We talk about any number of issues, but only after we’ve ordered. We skirt around politics, spend lots of time on sports, family, catching up. But taken in sum, the last 25 years or so have heard more stories than anything. My grandpa will be 90 this year, so one can imagine the number of stories he has to tell. And yet he is reliant on his memory to help fill in the grey areas, to add color to an event that will live on with me. To have a fluent, lucid memory at the age of 90 makes my grandpa lucky, and it makes me lucky.
But today’s generation no longer needs luck. Millennials have and will continue to document their lives, their interests, their every detail in this hyper-connected world of social media that we’ve all helped to create. We’re all familiar with the decries and refrains that bemoan such personal infiltrations, these hideous invasions of privacy. Valid, sure. But there is a far, far larger audience documenting every second of their daily lives in pictures (Instagram), in words (Tumblr, Twitter), in some combination of the two (Facebook). And if you take a step back and really think about what’s going on here, you’ll see a generation gearing up for the long haul. These people are telling their stories in the unique and rewarding way only technology could afford.
Imagine if my grandpa didn’t have to rely on memory, but on pictures he took on a random day in July in 1952, the songs he liked at the time, the two or three errands he ran that afternoon. Perhaps, even, what was going through his head that very day. Seen in the rearview mirror, this is a staggering accumulation of experiences and eccentricities that do more than tabulate minutia; this is the gradual telling of an individual story.
Millennials understand this. They embrace it. While each one of us has at times been annoyed with a friend’s stream-of-thought post or the lack of restraint demonstrated by an athlete, it’s important to look at things from overhead. These are but stubborn threads in the fabric of the lives we all have to look forward to. I promise you one thing: Annoying or not, I bet you feel like you know this person better now than you did before he/she posted. Because while everything else is constantly changing, the value of relationships has remained steadfast.

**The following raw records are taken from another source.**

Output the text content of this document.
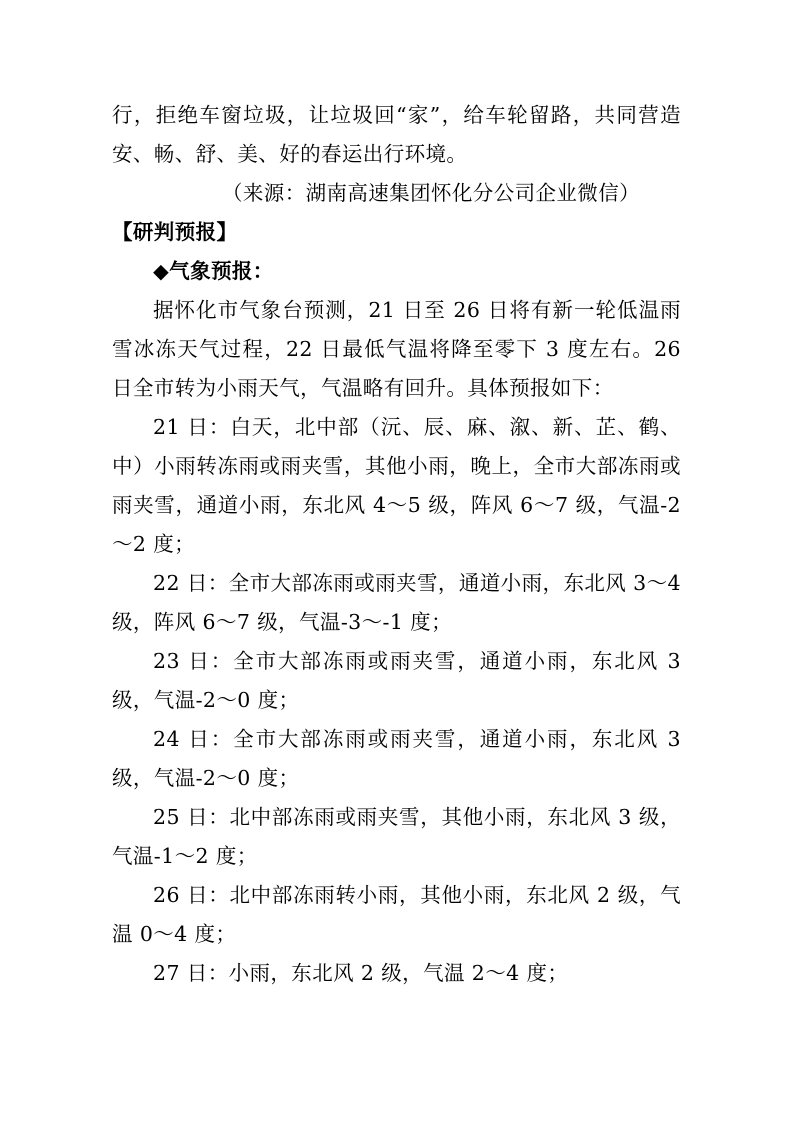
行，拒绝车窗垃圾，让垃圾回“家”，给车轮留路，共同营造安、畅、舒、美、好的春运出行环境。

（来源：湖南高速集团怀化分公司企业微信）

【研判预报】

◆气象预报：

据怀化市气象台预测，21 日至 26 日将有新一轮低温雨雪冰冻天气过程，22 日最低气温将降至零下 3 度左右。26 日全市转为小雨天气，气温略有回升。具体预报如下：

21 日：白天，北中部（沅、辰、麻、溆、新、芷、鹤、中）小雨转冻雨或雨夹雪，其他小雨，晚上，全市大部冻雨或雨夹雪，通道小雨，东北风 4～5 级，阵风 6～7 级，气温-2～2 度；

22 日：全市大部冻雨或雨夹雪，通道小雨，东北风 3～4 级，阵风 6～7 级，气温-3～-1 度；

23 日：全市大部冻雨或雨夹雪，通道小雨，东北风 3 级，气温-2～0 度；

24 日：全市大部冻雨或雨夹雪，通道小雨，东北风 3 级，气温-2～0 度；

25 日：北中部冻雨或雨夹雪，其他小雨，东北风 3 级，气温-1～2 度；

26 日：北中部冻雨转小雨，其他小雨，东北风 2 级，气温 0～4 度；

27 日：小雨，东北风 2 级，气温 2～4 度；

Prompted to give a starting point in the growth of a business, a salesman in the 70’s would provide the same answer as one in 2013: relationships.
So why aren’t more brands embracing social media and its unmatched ability to develop relationships? Why do I go to website after website and find the standard icons – ‘f’, ‘t’ – as mere placeholders, as if someone gritted his/her teeth and gave in to the evil that is social media? Millennials want to know your story. They want to connect with your brand. And this is how they do it.
When we start working with clients, one of the first questions we ask is, “What’s your story?” Whether or not the answer flows easily or is a bit of a struggle is not important. What’s important is that we didn’t know. There is no more cost-effective way to tell a brand’s story than social media. And when done right, it’s arguably the most effective way to build lasting bonds with the group that has all the buying power for years to come: Millennials.
When my grandpa talks, he has a captive audience. An audience of one. Imagine having an audience of a thousand, a million, twenty million. Not everything you say will resonate with everyone. But if done right, someone somewhere will connect with the story you’re telling. You’ll bridge that divide between writer and reader, and what was written about you will become about them. And maybe, just maybe, you will convert a casual looker or reader into a loyal customer.
Most often I’m asked how a brand can afford to dedicate the time needed to properly engage with people via social media. I think it’s time to start asking something else instead: How can you afford not to?